This is my life, a ghost town on the verge of development. Flowers in a taxi. A headland emerging from the fog. Snow arrives in big white dollars. The water slaps its chaos against the sand. Wherever I look I see the spectral poetry of night, the prodigal poetry of day. It is a disease. Poetry is a disease. The strain of it leaves a stain of enthusiasm in my suede. Circles ripen in mutation. Duality is combustible. I can feel Montana in my shoulder. I can hear Roberta roll the compost bin up the easement.
Is there a glue for sticking daylight to an anchovy? I have carved an alphabet out of Martian air. I have preserved it in a jar. It wiggles around in abstractions of daily existence. The curious history of Max Jacob’s cufflinks serves to demonstrate the grandeur of detail in a simple piece of glass. Moonlight has broken the bottle that I hide inside.
Knock knock knock. I open the door and there stands General Grant. What are you doing here, I ask. He offers me some coffee. He comes inside. We talk about war and death and life and the weird smell of the basement. We are all Greek, he says. We are all involved in an epic struggle, when in fact we are but the puppets of capricious gods.
This is a delinquent logic, I tell him, but true. Years ago I married an asterisk in my search for the ablution of glue. I want things to cohere. I want things to stay together. But they never do.
There is an image in my heart. It is a soccer ball stuck under the tire of a green Volkswagen. I hope the owner of the car will see the ball before they start their car and squish it.
Look: I can do tricks with my wrinkles. One day you will be old too and have wrinkles like me. This is my favorite wrinkle. I pull the rain through the eye of a needle and the overhead fan dances on my spoon. A group of elves shave Elvis. An empty mug surrenders the voice of a skeleton. I hear the crackle and pop of someone opening a package they have just removed from the freezer. I reach around and scratch my back. I get up from my table. I put the sun in my pocket and the moon on my head. And I leave. I just go. I’m tired of waiting. Waiting for the wormwood of truth. Waiting for the purpose of everything to reveal itself.
Crows make such odd noises sometimes. I wonder what it means. Cats are meditations in repose. Things explain themselves by kerosene. By interrelation. By fork and formaldehyde.
Who is Nina Hagen? Do you hide yourself in wine? The romance of the lighthouse is finished. We all navigate differently now. We use satellites and pixels. We use time balls and chronometers. Wisdom and semen. Mucilage and dreams.

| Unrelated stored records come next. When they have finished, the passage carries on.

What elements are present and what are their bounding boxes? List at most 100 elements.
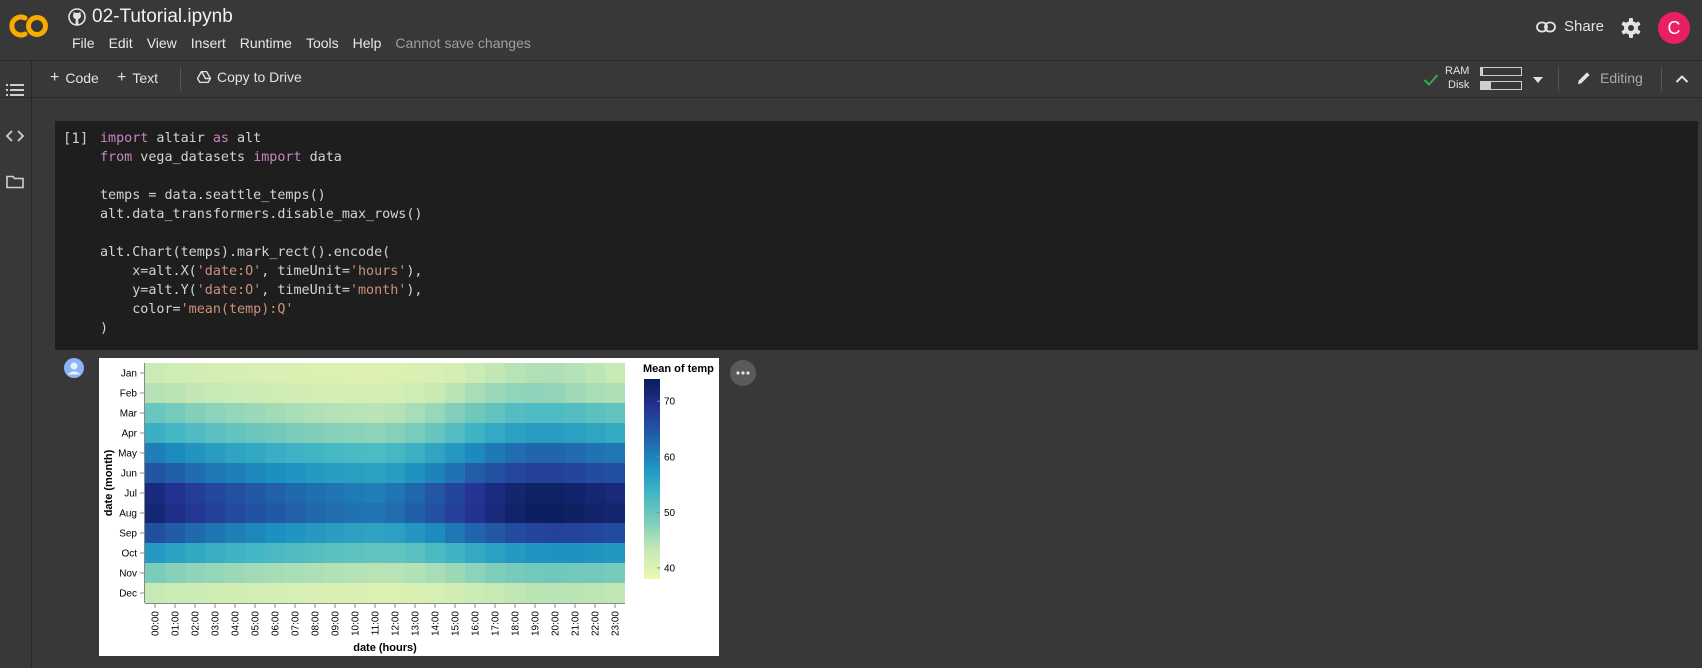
heatmap-cell bbox=[365, 563, 385, 583]
menu-help[interactable]: Help bbox=[346, 35, 389, 51]
heatmap-cell bbox=[245, 423, 265, 443]
heatmap-cell bbox=[545, 523, 565, 543]
heatmap-cell bbox=[305, 403, 325, 423]
y-tick-label: Dec bbox=[119, 589, 137, 600]
chart-actions-button[interactable] bbox=[730, 360, 756, 386]
heatmap-cell bbox=[505, 383, 525, 403]
heatmap-cell bbox=[325, 403, 345, 423]
colab-logo[interactable] bbox=[8, 10, 50, 42]
heatmap-cell bbox=[565, 463, 585, 483]
x-tick-label: 18:00 bbox=[511, 611, 522, 636]
menu-insert[interactable]: Insert bbox=[184, 35, 233, 51]
heatmap-cell bbox=[405, 403, 425, 423]
folder-icon[interactable] bbox=[6, 175, 24, 189]
chevron-up-icon[interactable] bbox=[1675, 74, 1689, 84]
avatar[interactable]: C bbox=[1658, 12, 1690, 44]
menu-runtime[interactable]: Runtime bbox=[233, 35, 299, 51]
copy-to-drive-label: Copy to Drive bbox=[217, 69, 302, 85]
gear-icon[interactable] bbox=[1620, 17, 1642, 39]
heatmap-cell bbox=[185, 363, 205, 383]
legend-tick-label: 50 bbox=[664, 508, 676, 519]
share-label: Share bbox=[1564, 18, 1605, 35]
heatmap-cell bbox=[225, 583, 245, 603]
notebook-title[interactable]: 02-Tutorial.ipynb bbox=[92, 6, 233, 28]
copy-to-drive-button[interactable]: Copy to Drive bbox=[197, 69, 302, 85]
execution-count: [1] bbox=[63, 131, 89, 147]
heatmap-cell bbox=[165, 483, 185, 503]
heatmap-cell bbox=[385, 363, 405, 383]
heatmap-cell bbox=[265, 563, 285, 583]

I like the feeling of water passing over my body. I like the feeling of air going in and out of my body. I like the feeling of music in my blood and the way candlelight permits certain intimacies. I like the way dawn imposes itself on the mountains and the way colors hold our attention until an image reaches our brain.
The exact cause of poetry is unknown. There is no reason for it to exist. There is no reason for anything to exist. The sun arrives and unpacks its light and the day begins. A new chapter crawls out of my head and sits down on a sheet of paper and attempts to mean something. Mean something so weighty that it stays there. Tugs like an act of will. But it never really does. All I see are Max Jacob’s cuff links. A sleeve and an arm and an old man leaning against a column staring off into space.